Provides a simple high-level Http server API, which can be used to build embedded HTTP servers. Both "http" and "https" are supported. The API provides a partial implementation of RFC 2616 (HTTP 1.1) and RFC 2818 (HTTP over TLS). Any HTTP functionality not provided by this API can be implemented by application code using the API.

Programmers must implement the HttpHandler interface. This interface provides a callback which is invoked to handle incoming requests from clients. A HTTP request and its response is known as an exchange. HTTP exchanges are represented by the HttpExchange class. The HttpServer class is used to listen for incoming TCP connections and it dispatches requests on these connections to handlers which have been registered with the server.

A minimal Http server example is shown below:

   class MyHandler implements HttpHandler {
       public void handle(HttpExchange t) throws IOException {
           InputStream is = t.getRequestBody();
           read(is); // .. read the request body
           String response = "This is the response";
           t.sendResponseHeaders(200, response.length());
           OutputStream os = t.getResponseBody();

   HttpServer server = HttpServer.create(new InetSocketAddress(8000), 0);
   server.createContext("/applications/myapp", new MyHandler());
   server.setExecutor(null); // creates a default executor

The example above creates a simple HttpServer which uses the calling application thread to invoke the handle() method for incoming http requests directed to port 8000, and to the path /applications/myapp/.

The HttpExchange class encapsulates everything an application needs to process incoming requests and to generate appropriate responses.

Registering a handler with a HttpServer creates a HttpContext object and Filter objects can be added to the returned context. Filters are used to perform automatic pre- and post-processing of exchanges before they are passed to the exchange handler.

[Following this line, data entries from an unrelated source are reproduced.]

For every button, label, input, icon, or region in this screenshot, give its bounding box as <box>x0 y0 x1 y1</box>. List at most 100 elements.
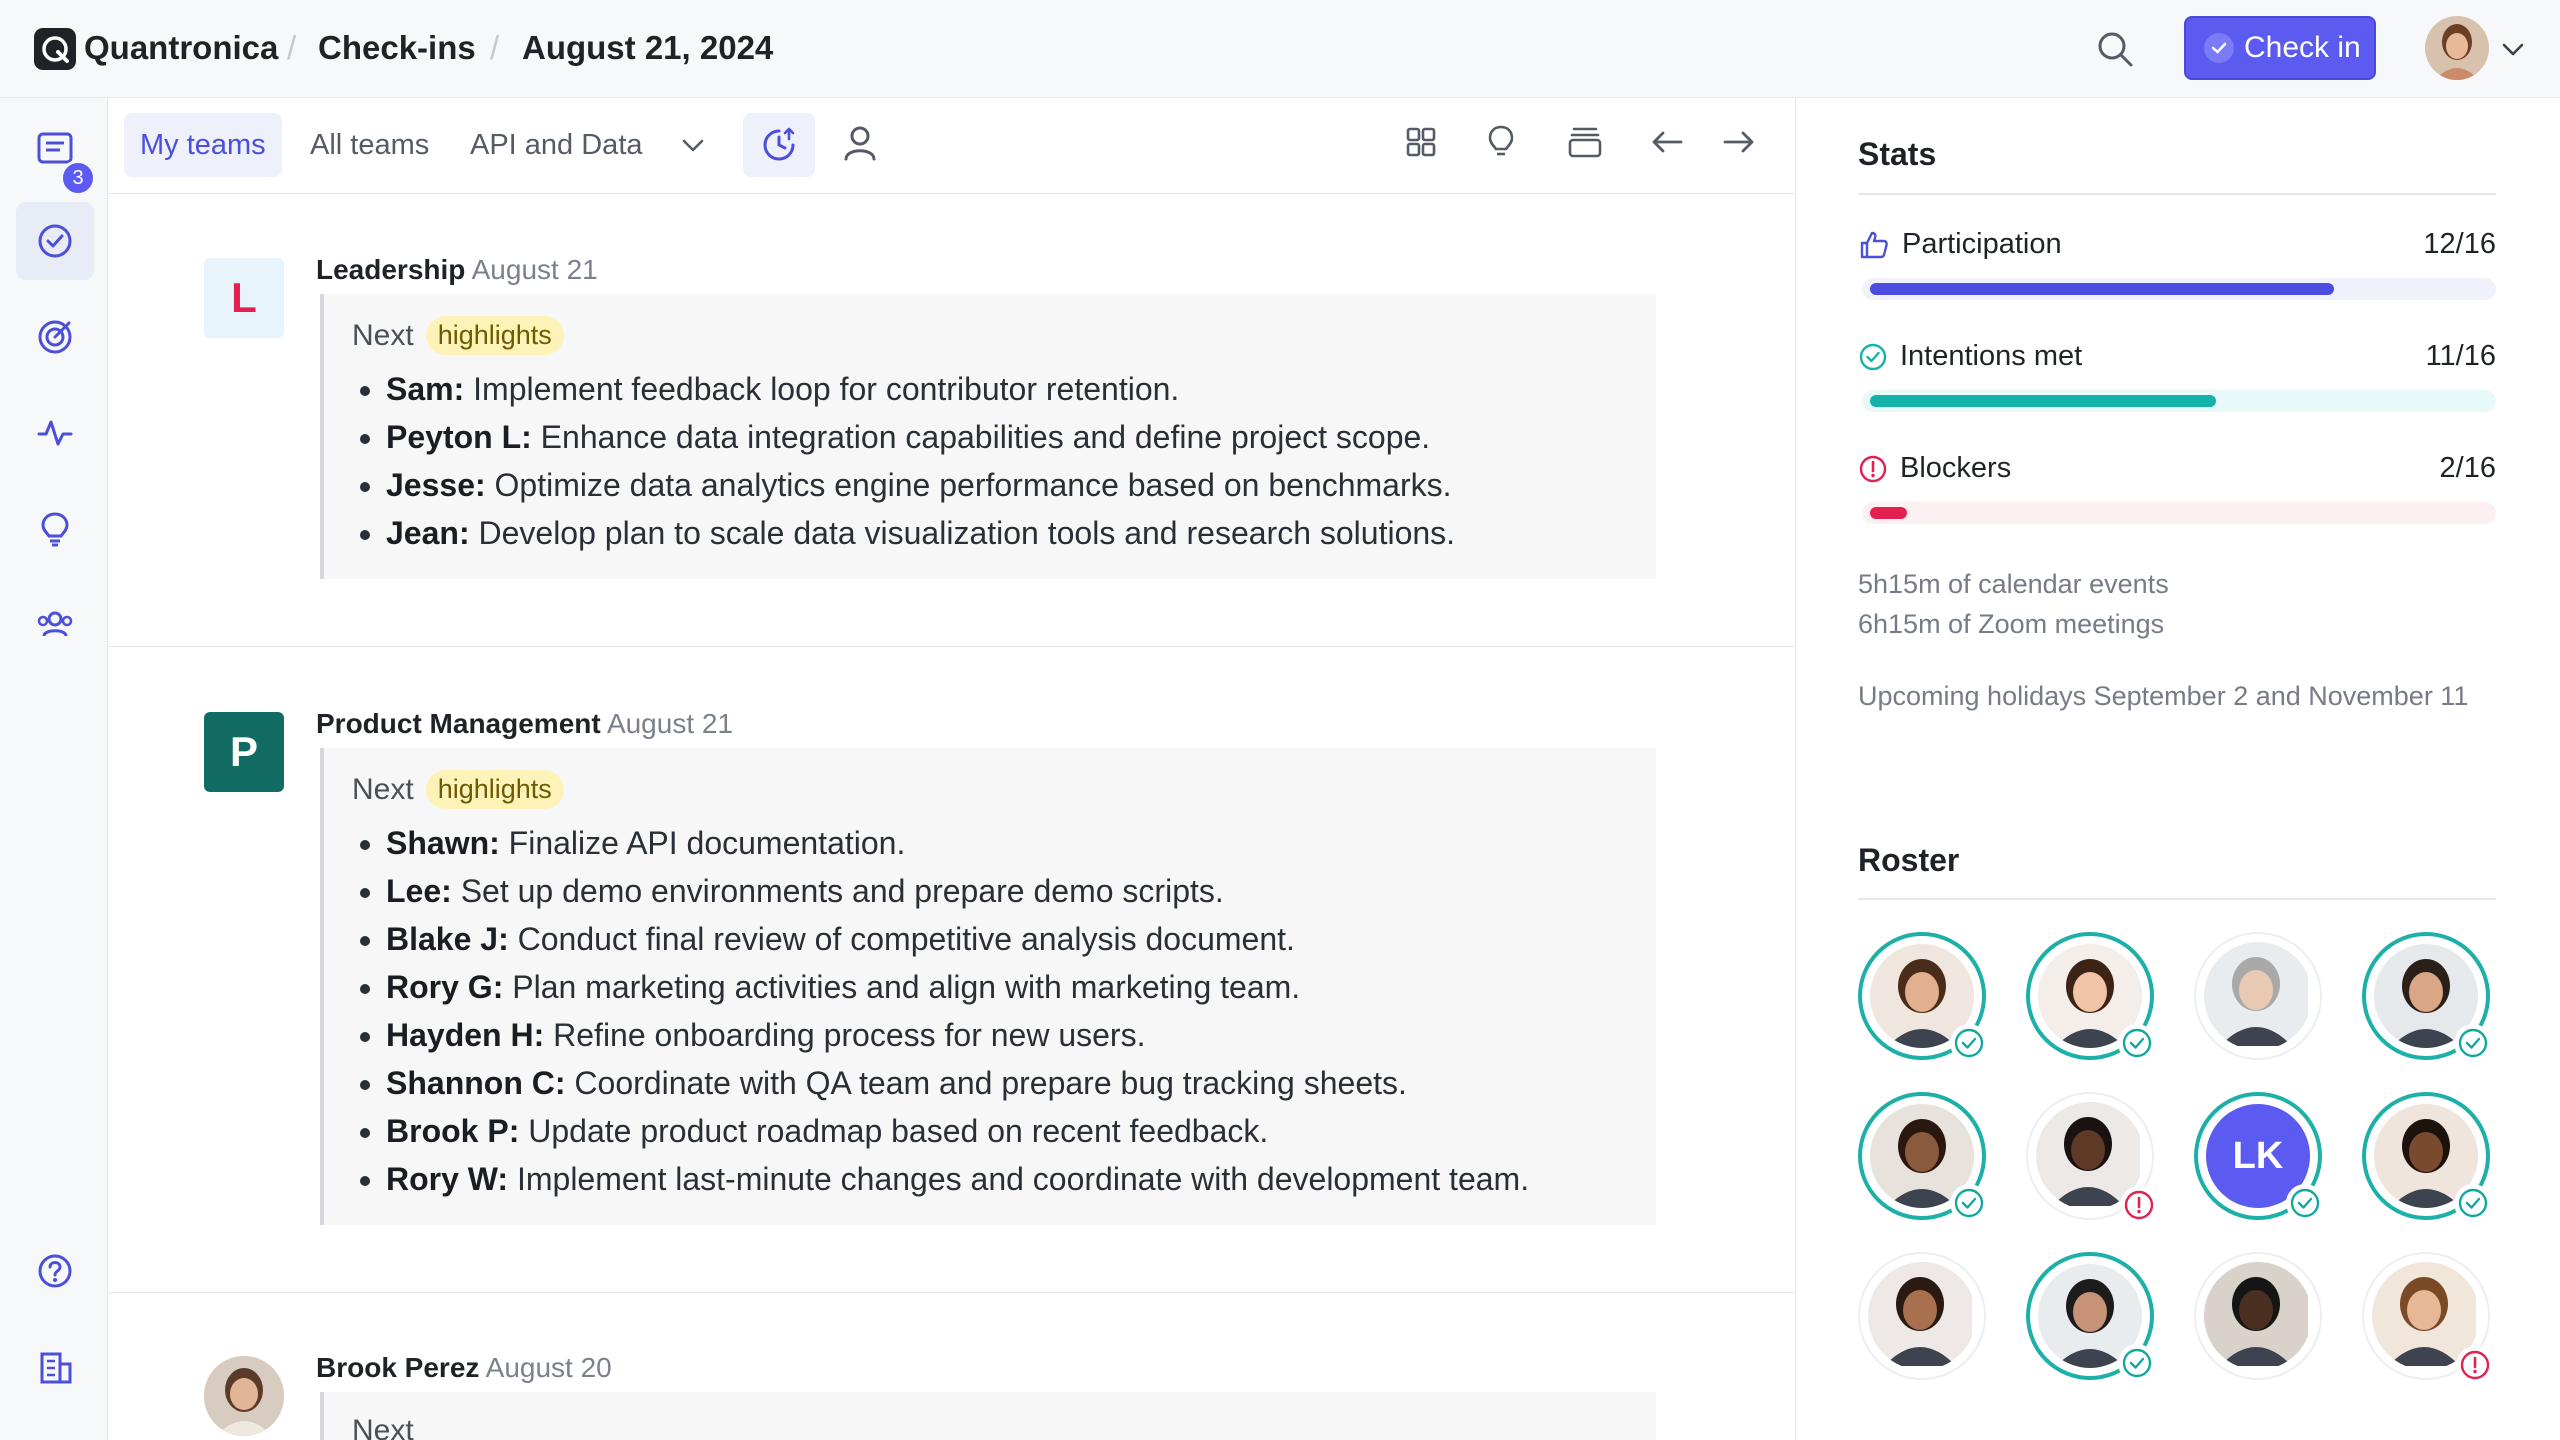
sidebar-item-help[interactable] <box>16 1232 94 1310</box>
participation-progress-fill <box>1870 283 2334 295</box>
list-item: Blake J: Conduct final review of competi… <box>386 915 1624 963</box>
roster-avatar[interactable] <box>2362 1092 2492 1222</box>
check-circle-icon <box>1950 1024 1988 1062</box>
breadcrumb-checkins[interactable]: Check-ins <box>318 27 476 69</box>
roster-avatar[interactable] <box>2026 1252 2156 1382</box>
divider <box>1858 898 2496 900</box>
avatar-photo <box>1868 1262 1976 1370</box>
avatar-photo <box>2204 942 2312 1050</box>
lightbulb-icon <box>36 510 74 548</box>
member-name: Lee: <box>386 873 452 909</box>
team-name[interactable]: Product Management <box>316 708 601 739</box>
check-circle-icon <box>2118 1024 2156 1062</box>
chevron-down-icon[interactable] <box>679 131 707 159</box>
intention-text: Update product roadmap based on recent f… <box>519 1113 1269 1149</box>
app-name[interactable]: Quantronica <box>84 27 278 69</box>
roster-avatar[interactable] <box>1858 932 1988 1062</box>
search-icon[interactable] <box>2096 30 2134 68</box>
entry-date: August 20 <box>485 1352 612 1383</box>
archive-icon[interactable] <box>1566 123 1604 161</box>
intention-text: Enhance data integration capabilities an… <box>531 419 1431 455</box>
roster-avatar[interactable] <box>2194 932 2322 1060</box>
roster-avatar[interactable] <box>2026 932 2156 1062</box>
quantronica-logo-icon[interactable] <box>34 28 76 70</box>
stat-label-group: Intentions met <box>1858 340 2082 373</box>
tab-my-teams[interactable]: My teams <box>124 113 282 177</box>
sidebar-item-ideas[interactable] <box>16 490 94 568</box>
participation-progress-bar <box>1862 278 2496 300</box>
divider <box>1858 193 2496 195</box>
check-circle-icon <box>1858 342 1888 372</box>
team-avatar[interactable]: L <box>204 258 284 338</box>
list-item: Shannon C: Coordinate with QA team and p… <box>386 1059 1624 1107</box>
tab-api-and-data[interactable]: API and Data <box>454 113 659 177</box>
intentions-progress-bar <box>1862 390 2496 412</box>
roster-avatar[interactable] <box>2362 1252 2494 1384</box>
team-name[interactable]: Leadership <box>316 254 465 285</box>
stat-label-group: Blockers <box>1858 452 2011 485</box>
list-item: Sam: Implement feedback loop for contrib… <box>386 365 1624 413</box>
divider <box>108 646 1794 647</box>
roster-avatar[interactable] <box>1858 1252 1986 1380</box>
alert-circle-icon <box>1858 454 1888 484</box>
intentions-progress-fill <box>1870 395 2216 407</box>
checkin-card: Next highlights Sam: Implement feedback … <box>320 294 1656 579</box>
person-avatar[interactable] <box>204 1356 284 1436</box>
people-icon <box>35 606 75 644</box>
stat-intentions-met: Intentions met 11/16 <box>1858 340 2496 373</box>
breadcrumb-separator: / <box>490 29 500 66</box>
next-heading: Next highlights <box>352 770 1624 809</box>
stat-label: Blockers <box>1900 452 2012 484</box>
notification-badge: 3 <box>60 160 96 196</box>
roster-avatar[interactable] <box>2194 1252 2322 1380</box>
list-item: Rory W: Implement last-minute changes an… <box>386 1155 1624 1203</box>
list-item: Hayden H: Refine onboarding process for … <box>386 1011 1624 1059</box>
team-avatar[interactable]: P <box>204 712 284 792</box>
list-item: Peyton L: Enhance data integration capab… <box>386 413 1624 461</box>
roster-avatar[interactable] <box>1858 1092 1988 1222</box>
person-name[interactable]: Brook Perez <box>316 1352 479 1383</box>
recent-activity-button[interactable] <box>743 113 815 177</box>
left-sidebar: 3 <box>0 98 108 1440</box>
member-name: Peyton L: <box>386 419 532 455</box>
grid-view-icon[interactable] <box>1402 123 1440 161</box>
target-icon <box>36 318 74 356</box>
stats-title: Stats <box>1858 136 1937 172</box>
breadcrumb-date[interactable]: August 21, 2024 <box>522 27 773 69</box>
alert-circle-icon <box>2456 1346 2494 1384</box>
sidebar-item-feed[interactable]: 3 <box>16 110 96 196</box>
tab-all-teams[interactable]: All teams <box>294 113 445 177</box>
blockers-progress-bar <box>1862 502 2496 524</box>
member-name: Rory W: <box>386 1161 509 1197</box>
member-name: Hayden H: <box>386 1017 545 1053</box>
roster-avatar[interactable] <box>2026 1092 2158 1224</box>
intention-text: Plan marketing activities and align with… <box>503 969 1301 1005</box>
sidebar-item-pulse[interactable] <box>16 394 94 472</box>
stat-label: Participation <box>1902 228 2062 260</box>
lightbulb-icon[interactable] <box>1482 123 1520 161</box>
entry-header: Brook Perez August 20 <box>316 1351 612 1385</box>
chevron-down-icon[interactable] <box>2500 36 2526 62</box>
sidebar-item-company[interactable] <box>16 1328 94 1406</box>
member-name: Jesse: <box>386 467 486 503</box>
sidebar-item-goals[interactable] <box>16 298 94 376</box>
member-name: Shannon C: <box>386 1065 566 1101</box>
arrow-left-icon[interactable] <box>1648 123 1686 161</box>
arrow-right-icon[interactable] <box>1720 123 1758 161</box>
sidebar-item-checkins[interactable] <box>16 202 94 280</box>
intention-text: Conduct final review of competitive anal… <box>508 921 1295 957</box>
entry-header: Product Management August 21 <box>316 707 733 741</box>
user-avatar[interactable] <box>2425 16 2489 80</box>
check-circle-icon <box>2286 1184 2324 1222</box>
next-heading: Next <box>352 1414 1624 1440</box>
intention-text: Finalize API documentation. <box>499 825 906 861</box>
roster-avatar[interactable]: LK <box>2194 1092 2324 1222</box>
check-in-button[interactable]: Check in <box>2184 16 2376 80</box>
check-circle-icon <box>2118 1344 2156 1382</box>
next-heading: Next highlights <box>352 316 1624 355</box>
roster-avatar[interactable] <box>2362 932 2492 1062</box>
member-name: Sam: <box>386 371 465 407</box>
sidebar-item-people[interactable] <box>16 586 94 664</box>
person-icon[interactable] <box>841 123 879 163</box>
member-name: Jean: <box>386 515 470 551</box>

For sensitive information, a HttpsServer can be used to process "https" requests secured by the SSL or TLS protocols. A HttpsServer must be provided with a HttpsConfigurator object, which contains an initialized SSLContext. HttpsConfigurator can be used to configure the cipher suites and other SSL operating parameters. A simple example SSLContext could be created as follows:

   char[] passphrase = "passphrase".toCharArray();
   KeyStore ks = KeyStore.getInstance("JKS");
   ks.load(new FileInputStream("testkeys"), passphrase);

   KeyManagerFactory kmf = KeyManagerFactory.getInstance("SunX509");
   kmf.init(ks, passphrase);

   TrustManagerFactory tmf = TrustManagerFactory.getInstance("SunX509");

   SSLContext ssl = SSLContext.getInstance("TLS");
   ssl.init(kmf.getKeyManagers(), tmf.getTrustManagers(), null);

In the example above, a keystore file called "testkeys", created with the keytool utility is used as a certificate store for client and server certificates. The following code shows how the SSLContext is then used in a HttpsConfigurator and how the SSLContext and HttpsConfigurator are linked to the HttpsServer.

    server.setHttpsConfigurator (new HttpsConfigurator(sslContext) {
        public void configure (HttpsParameters params) {

        // get the remote address if needed
        InetSocketAddress remote = params.getClientAddress();

        SSLContext c = getSSLContext();

        // get the default parameters
        SSLParameters sslparams = c.getDefaultSSLParameters();
        if (remote.equals (...) ) {
            // modify the default set for client x

        // statement above could throw IAE if any params invalid.
        // eg. if app has a UI and parameters supplied by a user.